Scrivimi quanti giorni hai a disposizione, in quale periodo vuoi partire, quali zone dell’Argentina ti interessano di più e che livello di comfort cerchi.
Partendo da queste informazioni posso dirti subito quale programma ha più senso come base, se conviene adattarlo o se è meglio costruire un itinerario su misura.
Compila subito il modulo!
Domande frequenti sull'Argentina
Qual è il periodo migliore per andare in Argentina?

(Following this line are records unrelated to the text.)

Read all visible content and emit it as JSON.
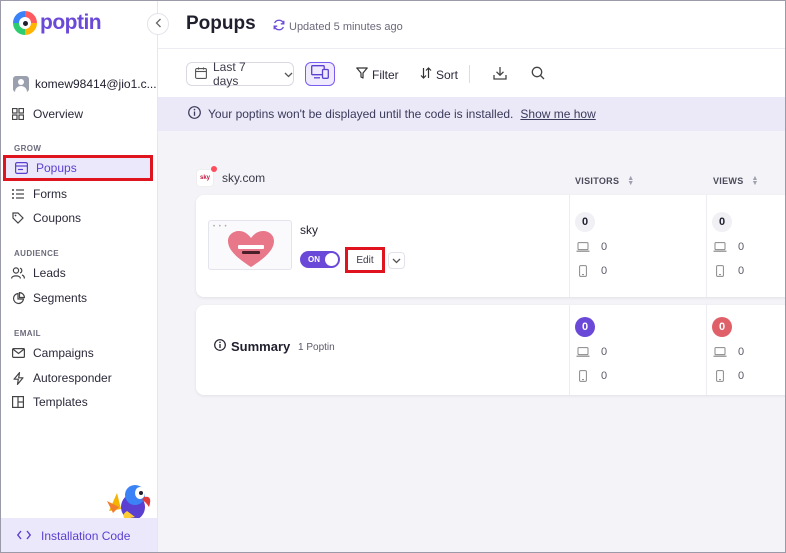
{
  "brand": {
    "name": "poptin",
    "accent": "#6a49d8"
  },
  "account": {
    "email": "komew98414@jio1.c..."
  },
  "sidebar": {
    "items_top": [
      {
        "label": "Overview",
        "icon": "grid-icon"
      }
    ],
    "sections": [
      {
        "heading": "GROW",
        "items": [
          {
            "label": "Popups",
            "icon": "popup-window-icon",
            "active": true
          },
          {
            "label": "Forms",
            "icon": "list-icon"
          },
          {
            "label": "Coupons",
            "icon": "tag-icon"
          }
        ]
      },
      {
        "heading": "AUDIENCE",
        "items": [
          {
            "label": "Leads",
            "icon": "users-icon"
          },
          {
            "label": "Segments",
            "icon": "pie-chart-icon"
          }
        ]
      },
      {
        "heading": "EMAIL",
        "items": [
          {
            "label": "Campaigns",
            "icon": "mail-icon"
          },
          {
            "label": "Autoresponder",
            "icon": "bolt-icon"
          },
          {
            "label": "Templates",
            "icon": "layout-icon"
          }
        ]
      }
    ],
    "install_label": "Installation Code"
  },
  "header": {
    "title": "Popups",
    "updated": "Updated 5 minutes ago"
  },
  "toolbar": {
    "date_range": "Last 7 days",
    "filter": "Filter",
    "sort": "Sort"
  },
  "banner": {
    "text": "Your poptins won't be displayed until the code is installed.",
    "link": "Show me how"
  },
  "site": {
    "name": "sky.com",
    "logo_text": "sky"
  },
  "columns": [
    "VISITORS",
    "VIEWS"
  ],
  "popup": {
    "name": "sky",
    "toggle": "ON",
    "edit": "Edit",
    "visitors": {
      "total": "0",
      "desktop": "0",
      "mobile": "0"
    },
    "views": {
      "total": "0",
      "desktop": "0",
      "mobile": "0"
    }
  },
  "summary": {
    "title": "Summary",
    "count": "1 Poptin",
    "visitors": {
      "total": "0",
      "desktop": "0",
      "mobile": "0"
    },
    "views": {
      "total": "0",
      "desktop": "0",
      "mobile": "0"
    }
  }
}
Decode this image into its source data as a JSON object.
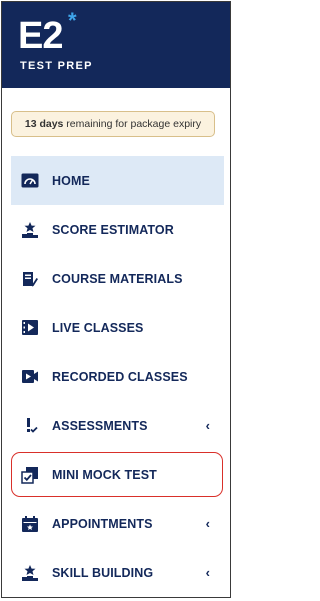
{
  "brand": {
    "logo_text": "E2",
    "logo_star": "*",
    "subtitle": "TEST PREP"
  },
  "notice": {
    "days": "13 days",
    "rest": " remaining for package expiry"
  },
  "nav": [
    {
      "label": "HOME",
      "icon": "dashboard-icon",
      "active": true,
      "chevron": ""
    },
    {
      "label": "SCORE ESTIMATOR",
      "icon": "award-podium-icon",
      "active": false,
      "chevron": ""
    },
    {
      "label": "COURSE MATERIALS",
      "icon": "book-pen-icon",
      "active": false,
      "chevron": ""
    },
    {
      "label": "LIVE CLASSES",
      "icon": "live-video-icon",
      "active": false,
      "chevron": ""
    },
    {
      "label": "RECORDED CLASSES",
      "icon": "video-camera-icon",
      "active": false,
      "chevron": ""
    },
    {
      "label": "ASSESSMENTS",
      "icon": "assessment-icon",
      "active": false,
      "chevron": "‹"
    },
    {
      "label": "MINI MOCK TEST",
      "icon": "checklist-icon",
      "active": false,
      "chevron": "",
      "highlighted": true
    },
    {
      "label": "APPOINTMENTS",
      "icon": "calendar-icon",
      "active": false,
      "chevron": "‹"
    },
    {
      "label": "SKILL BUILDING",
      "icon": "skill-podium-icon",
      "active": false,
      "chevron": "‹"
    }
  ],
  "colors": {
    "navy": "#13285a",
    "accent_star": "#3fa5ea",
    "active_bg": "#dde9f6",
    "notice_bg": "#fbf2df",
    "notice_border": "#d8bf8a",
    "highlight": "#d9302a"
  }
}
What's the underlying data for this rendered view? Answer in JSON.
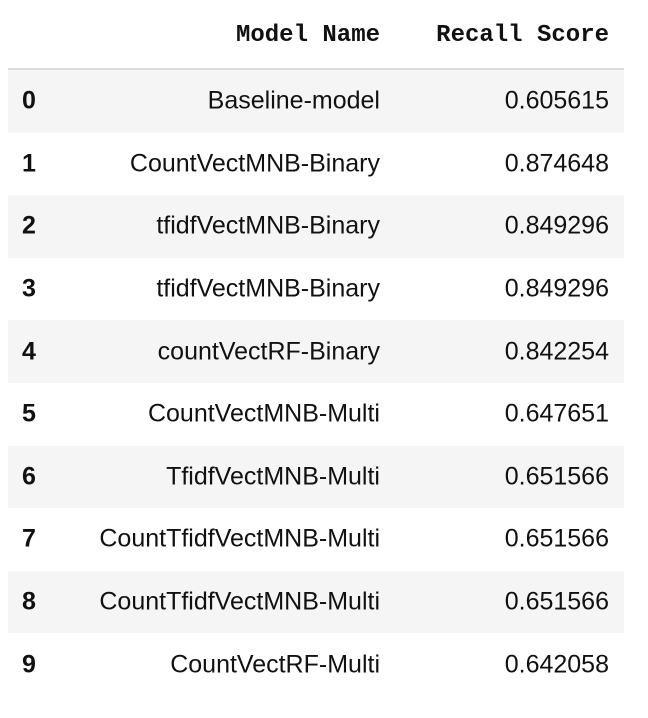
{
  "table": {
    "columns": [
      "Model Name",
      "Recall Score"
    ],
    "rows": [
      {
        "index": "0",
        "model": "Baseline-model",
        "recall": "0.605615"
      },
      {
        "index": "1",
        "model": "CountVectMNB-Binary",
        "recall": "0.874648"
      },
      {
        "index": "2",
        "model": "tfidfVectMNB-Binary",
        "recall": "0.849296"
      },
      {
        "index": "3",
        "model": "tfidfVectMNB-Binary",
        "recall": "0.849296"
      },
      {
        "index": "4",
        "model": "countVectRF-Binary",
        "recall": "0.842254"
      },
      {
        "index": "5",
        "model": "CountVectMNB-Multi",
        "recall": "0.647651"
      },
      {
        "index": "6",
        "model": "TfidfVectMNB-Multi",
        "recall": "0.651566"
      },
      {
        "index": "7",
        "model": "CountTfidfVectMNB-Multi",
        "recall": "0.651566"
      },
      {
        "index": "8",
        "model": "CountTfidfVectMNB-Multi",
        "recall": "0.651566"
      },
      {
        "index": "9",
        "model": "CountVectRF-Multi",
        "recall": "0.642058"
      }
    ]
  }
}
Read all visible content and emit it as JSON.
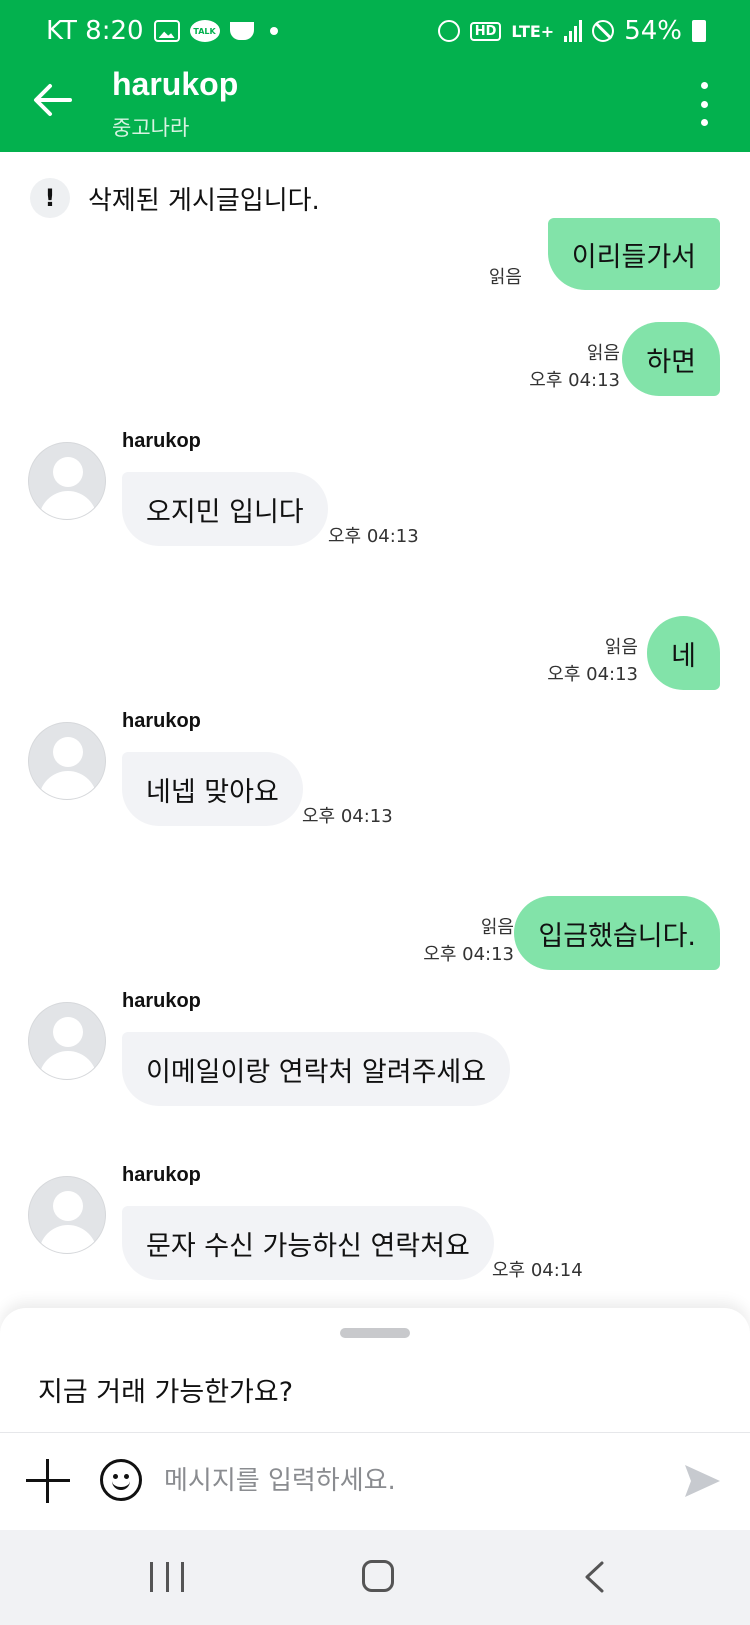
{
  "status_bar": {
    "carrier_time": "KT 8:20",
    "talk_label": "TALK",
    "hd": "HD",
    "network": "LTE+",
    "battery": "54%"
  },
  "header": {
    "title": "harukop",
    "subtitle": "중고나라",
    "accent_color": "#03b14e"
  },
  "chat": {
    "notice": "삭제된 게시글입니다.",
    "messages": [
      {
        "dir": "out",
        "text": "이리들가서",
        "read": "읽음",
        "time": ""
      },
      {
        "dir": "out",
        "text": "하면",
        "read": "읽음",
        "time": "오후 04:13"
      },
      {
        "dir": "in",
        "sender": "harukop",
        "text": "오지민 입니다",
        "time": "오후 04:13"
      },
      {
        "dir": "out",
        "text": "네",
        "read": "읽음",
        "time": "오후 04:13"
      },
      {
        "dir": "in",
        "sender": "harukop",
        "text": "네넵 맞아요",
        "time": "오후 04:13"
      },
      {
        "dir": "out",
        "text": "입금했습니다.",
        "read": "읽음",
        "time": "오후 04:13"
      },
      {
        "dir": "in",
        "sender": "harukop",
        "text": "이메일이랑 연락처 알려주세요",
        "time": ""
      },
      {
        "dir": "in",
        "sender": "harukop",
        "text": "문자 수신 가능하신 연락처요",
        "time": "오후 04:14"
      }
    ]
  },
  "sheet": {
    "quick_reply": "지금 거래 가능한가요?"
  },
  "input": {
    "placeholder": "메시지를 입력하세요."
  }
}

Dipende dalle zone. Per la Patagonia il periodo più richiesto va da ottobre a marzo; per il Nord Ovest e la Puna funzionano molto bene i mesi più secchi; Buenos Aires è piacevole in primavera e autunno. Se vuoi un itinerario completo, conviene scegliere il periodo in base alla zona principale del viaggio, non al calendario italiano.
Quanto costa un viaggio in Argentina?
Il costo cambia molto in base a durata, voli interni, categoria hotel, escursioni e stagione. Un tour su misura con Patagonia, voli interni e attività guidate ha un budget diverso da un itinerario breve tra Buenos Aires e Iguazú. Per approfondire leggi la guida su quanto costa un viaggio in Argentina.
Meglio viaggio su misura o tour organizzato in Argentina?
Il viaggio su misura è consigliato se vuoi combinare zone diverse, scegliere ritmo e livello di comfort o inserire Patagonia, Nord Ovest, Ruta 40 o Cile. Il tour organizzato è utile se preferisci una formula più guidata, con meno decisioni operative. In entrambi i casi la differenza la fa la progettazione dell’itinerario.
Quanti giorni servono per visitare l'Argentina?
Per un primo viaggio sensato servono almeno 12-15 giorni. Con meno giorni è meglio concentrarsi su una sola area, per esempio Patagonia o Nord Ovest. Con 18-20 giorni puoi costruire un viaggio più completo, ma bisogna gestire con attenzione voli interni e tempi di trasferimento.
Si può fare un fly & drive in Argentina?
Sì, ma non in tutte le zone con la stessa facilità. Patagonia, Ruta 40 e Nord Ovest richiedono attenzione a meteo, distanze, sterrati, assicurazioni e rifornimenti. Il fly & drive funziona bene quando le tappe sono realistiche e non improvvisate.
Quale itinerario scegliere per il primo viaggio in Argentina?
Se è il tuo primo viaggio, di solito conviene partire da una combinazione tra Buenos Aires, Patagonia o Iguazú, aggiungendo eventualmente Nord Ovest o Cile se hai più giorni. Se hai solo due settimane, è meglio scegliere bene le priorità piuttosto che inserire troppe tappe.